At 22, Fiske participated in water polo at the 1936 Berlin Olympics where the U.S. water polo team tied for ninth place overall and were trained and managed by Head Olympic Coach Clyde A. Swendsen, a 1920 water polo Olympian who coached the Los Angeles Athletic Club for fourteen years. The U.S. team represented the Los Angeles Athletic Club, and won one match and lost two matches in the group preliminaries, not making the semi-finals.
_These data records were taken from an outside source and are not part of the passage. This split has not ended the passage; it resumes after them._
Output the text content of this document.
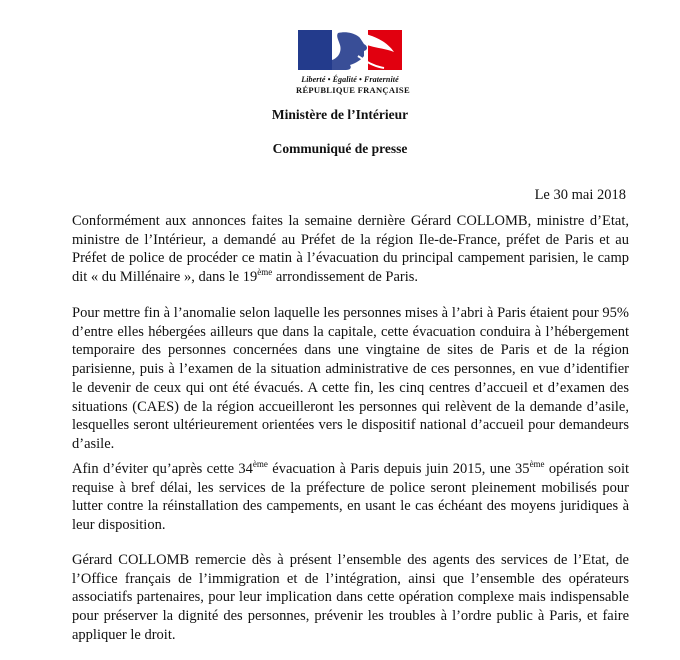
Liberté • Égalité • Fraternité
RÉPUBLIQUE FRANÇAISE
Ministère de l’Intérieur
Communiqué de presse
Le 30 mai 2018

Conformément aux annonces faites la semaine dernière Gérard COLLOMB, ministre d’Etat, ministre de l’Intérieur, a demandé au Préfet de la région Ile-de-France, préfet de Paris et au Préfet de police de procéder ce matin à l’évacuation du principal campement parisien, le camp dit « du Millénaire », dans le 19ème arrondissement de Paris.

Pour mettre fin à l’anomalie selon laquelle les personnes mises à l’abri à Paris étaient pour 95% d’entre elles hébergées ailleurs que dans la capitale, cette évacuation conduira à l’hébergement temporaire des personnes concernées dans une vingtaine de sites de Paris et de la région parisienne, puis à l’examen de la situation administrative de ces personnes, en vue d’identifier le devenir de ceux qui ont été évacués. A cette fin, les cinq centres d’accueil et d’examen des situations (CAES) de la région accueilleront les personnes qui relèvent de la demande d’asile, lesquelles seront ultérieurement orientées vers le dispositif national d’accueil pour demandeurs d’asile.

Afin d’éviter qu’après cette 34ème évacuation à Paris depuis juin 2015, une 35ème opération soit requise à bref délai, les services de la préfecture de police seront pleinement mobilisés pour lutter contre la réinstallation des campements, en usant le cas échéant des moyens juridiques à leur disposition.

Gérard COLLOMB remercie dès à présent l’ensemble des agents des services de l’Etat, de l’Office français de l’immigration et de l’intégration, ainsi que l’ensemble des opérateurs associatifs partenaires, pour leur implication dans cette opération complexe mais indispensable pour préserver la dignité des personnes, prévenir les troubles à l’ordre public à Paris, et faire appliquer le droit.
Hungary, the pre-games favorite took the gold medal, The host team from Germany, a pre-game favorite took the silver medal, and Belgium took the bronze.

===1948 London===
Twelve years later he was a participant in the 1948 Summer Olympics in London where the U.S. water polo team again tied for ninth place in competition. The U.S. water polo team, composed primarily of Los Angeles Athletic Club members, was coached by 1932 Water Polo bronze medalist Austin Clapp who took a break from his law practice to coach the U.S. team. Italy took the gold, Hungary took the silver, and the Netherlands took the bronze. The U.S. team won their first preliminary game 7-0 against Uruguay with a score of 7-0, and tied the strong team from Belgium 4-4, but lost their game against the team from Sweden by a score of 7-0 eliminating them from competing in more matches, and ending their chances of making the semi-finals.

===Honors===
Fiske became a member of the USA Water Polo Hall of Fame in 1976.

===Careers===
In his professional career, Fiske ascended to the role of General Manager of Dynasciences Corporation, part of Whittaker Corporation, a scientific-based research and development contractor that served the aerospace and defense industries and biomedical technology by the late 1960's. Remaining active in the water polo community, Fiske worked as a referee intermittently from 1948-1956.

He died at 55 on June 22, 1970 in Los Angeles, California. Funeral services were held mid-day on June 27 at the Canoga Park's Praiswater Funeral Home. His cremated remains were interred at Woodland Cemetery in Woodland, Yolo County, California.